The Dunedin Central by-election of 1915 was a by-election during the 19th New Zealand Parliament held on 3 February in the Dunedin Central electorate. The by-election was sparked by the resignation of the incumbent, Charles Statham, after irregularities in the counting of the vote during the 1914 general election turned a 10-vote lead for his competitor Jim Munro into a 12-vote loss. There were only two nominees.

==Background==
On election night 1914 Jim Munro had a provisional lead of one vote in Dunedin Central. Due to the closeness of the polling there were several re-counts of the ballots which took many days. To general surprise the final magisterial re-count resulted in the seat being awarded to Charles Statham by a 12 vote margin. It was soon revealed however that this was due to a "careless" polling clerk scribbling notes and numbers on ballot papers (rather than counterfoil). All affected ballot papers just happened to be votes for Munro and were thus declared void. If included the 22 disqualified votes would have resulted in a 10 vote final victory for Munro.

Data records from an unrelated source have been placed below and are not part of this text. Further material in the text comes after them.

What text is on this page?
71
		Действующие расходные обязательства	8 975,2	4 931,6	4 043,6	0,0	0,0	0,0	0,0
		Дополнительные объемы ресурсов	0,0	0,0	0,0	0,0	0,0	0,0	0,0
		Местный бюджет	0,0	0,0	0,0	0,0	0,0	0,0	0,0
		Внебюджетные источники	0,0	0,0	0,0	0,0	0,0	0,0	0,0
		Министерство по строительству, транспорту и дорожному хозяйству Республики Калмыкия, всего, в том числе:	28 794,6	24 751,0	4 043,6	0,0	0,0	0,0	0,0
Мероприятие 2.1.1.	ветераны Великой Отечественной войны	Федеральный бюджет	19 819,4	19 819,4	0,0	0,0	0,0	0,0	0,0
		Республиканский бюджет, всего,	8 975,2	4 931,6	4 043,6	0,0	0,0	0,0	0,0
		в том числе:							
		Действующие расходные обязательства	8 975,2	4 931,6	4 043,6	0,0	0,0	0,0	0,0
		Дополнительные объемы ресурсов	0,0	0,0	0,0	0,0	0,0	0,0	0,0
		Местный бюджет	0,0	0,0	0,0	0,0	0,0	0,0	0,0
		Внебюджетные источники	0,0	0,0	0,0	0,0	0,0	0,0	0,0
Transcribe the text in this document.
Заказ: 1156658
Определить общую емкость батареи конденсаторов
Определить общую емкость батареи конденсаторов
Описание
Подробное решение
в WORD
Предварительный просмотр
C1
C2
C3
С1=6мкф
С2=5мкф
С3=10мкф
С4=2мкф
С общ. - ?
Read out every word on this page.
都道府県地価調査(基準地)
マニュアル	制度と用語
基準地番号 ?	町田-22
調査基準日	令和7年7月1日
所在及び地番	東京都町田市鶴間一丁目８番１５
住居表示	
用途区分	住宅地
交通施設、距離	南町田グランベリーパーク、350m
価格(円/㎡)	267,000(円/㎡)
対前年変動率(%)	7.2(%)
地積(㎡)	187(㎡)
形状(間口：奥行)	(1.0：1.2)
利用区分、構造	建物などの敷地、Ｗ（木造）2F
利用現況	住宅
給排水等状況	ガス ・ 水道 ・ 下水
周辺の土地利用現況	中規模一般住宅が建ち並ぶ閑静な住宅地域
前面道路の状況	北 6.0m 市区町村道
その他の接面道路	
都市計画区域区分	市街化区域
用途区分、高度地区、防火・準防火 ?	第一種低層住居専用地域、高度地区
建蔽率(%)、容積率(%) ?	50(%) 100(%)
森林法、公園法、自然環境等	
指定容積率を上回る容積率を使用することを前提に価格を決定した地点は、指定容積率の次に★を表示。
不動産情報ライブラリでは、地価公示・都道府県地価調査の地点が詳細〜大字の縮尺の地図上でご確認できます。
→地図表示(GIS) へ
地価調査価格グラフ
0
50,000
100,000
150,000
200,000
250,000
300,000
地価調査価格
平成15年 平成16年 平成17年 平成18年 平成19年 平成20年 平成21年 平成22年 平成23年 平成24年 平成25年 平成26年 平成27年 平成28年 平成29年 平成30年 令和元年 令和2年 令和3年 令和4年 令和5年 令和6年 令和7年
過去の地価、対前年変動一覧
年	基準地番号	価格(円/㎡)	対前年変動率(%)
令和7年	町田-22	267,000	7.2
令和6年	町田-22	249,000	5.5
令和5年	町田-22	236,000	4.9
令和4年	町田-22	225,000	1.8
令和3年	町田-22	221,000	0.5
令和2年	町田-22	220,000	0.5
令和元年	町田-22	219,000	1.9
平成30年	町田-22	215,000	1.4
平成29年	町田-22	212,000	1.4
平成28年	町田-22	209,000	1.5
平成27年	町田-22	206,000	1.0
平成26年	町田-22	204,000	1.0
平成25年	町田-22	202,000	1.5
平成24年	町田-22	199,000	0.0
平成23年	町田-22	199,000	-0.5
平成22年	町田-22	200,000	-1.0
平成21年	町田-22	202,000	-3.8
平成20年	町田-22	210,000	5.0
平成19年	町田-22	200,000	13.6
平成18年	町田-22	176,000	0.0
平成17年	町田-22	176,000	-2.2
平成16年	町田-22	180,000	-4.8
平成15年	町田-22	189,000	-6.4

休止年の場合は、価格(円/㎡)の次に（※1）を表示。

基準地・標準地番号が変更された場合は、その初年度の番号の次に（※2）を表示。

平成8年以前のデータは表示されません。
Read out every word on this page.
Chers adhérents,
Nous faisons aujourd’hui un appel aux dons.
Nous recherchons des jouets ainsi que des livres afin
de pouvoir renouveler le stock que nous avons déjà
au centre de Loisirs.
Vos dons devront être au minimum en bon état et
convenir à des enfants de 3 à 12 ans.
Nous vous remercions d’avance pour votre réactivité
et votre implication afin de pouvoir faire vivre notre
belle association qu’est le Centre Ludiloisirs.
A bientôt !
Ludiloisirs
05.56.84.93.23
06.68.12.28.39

Under the circumstances Statham felt honour bound to resign the seat, though he was in no way obligated to do so. He did and thereby triggered a by-election. The Reform government had a bare minimum majority and therefore much was at stake. As a result the Liberal Party did not contest the election and its leader Sir Joseph Ward actively toured the electorate to encourage the electors to vote for Munro. In the event of a Labour victory it was conceivable for Ward to form a minority government with Labour support.

==Results==
The following table gives the election results:

1915 Dunedin Central by-election
| Party |  | Candidate | Votes | % | ±% |
|---|---|---|---|---|---|
|  | Reform | Charles Statham | 4,033 | 50.67 | +0.59 |
|  | United Labour | Jim Munro | 3,926 | 49.33 | −0.62 |
| Informal votes |  |  | 11 | 0.13 | −2.53 |
| Majority |  |  | 107 | 1.34 | +1.18 |
| Turnout |  |  | 7,959 | 84.55 | +2.97 |
| Registered electors |  |  | 9,413 |  |  |

===Results by locality===
Following table showcases the detailed results by locality by ballot location:

| Locality | Statham (Reform) |  | Munro (ULP) |  | Winner |
| Votes | % | Votes | % |
| Baptist Hall | 200 | 48.54 | 212 | 51.46 | Munro |
| Berwick's Store | 192 | 55.98 | 151 | 44.02 | Statham |
| Caversham | 153 | 40.58 | 224 | 59.42 | Munro |
| Council Chambers | 630 | 59.15 | 435 | 40.85 | Statham |
| Green Island Church | 66 | 33.84 | 129 | 51.16 | Munro |
| High Street School | 191 | 79.91 | 48 | 20.09 | Statham |
| Kirkland Hall | 256 | 39.26 | 396 | 64.64 | Munro |
| Methodist Church | 146 | 60.08 | 97 | 39.92 | Statham |
| Odd Fellows' Hall | 150 | 26.64 | 413 | 73.35 | Munro |
| Old Council Chambers | 152 | 51.17 | 145 | 48.83 | Statham |
| Russell Street | 251 | 56.27 | 195 | 43.73 | Statham |
| Victoria Hall | 819 | 46.45 | 944 | 53.55 | Munro |
| Walker Street | 629 | 58.45 | 447 | 41.55 | Statham |
| Absentees & Seamen | 186 | 64.58 | 102 | 35.42 | Statham |
| Total | 4,033 | 50.67 | 3,926 | 49.33 | Statham |

==Aftermath==
As a result of Statham's victory, the government retained its scant 41:39 majority, allowing them to continue in office. At the next general election in 1919 Statham once again defeated Munro. Statham was to remain MP for Dunedin Central until he retired at the 1935 general election. Munro won election to Parliament at another by-election in 1922 for the neighboring seat of Dunedin North.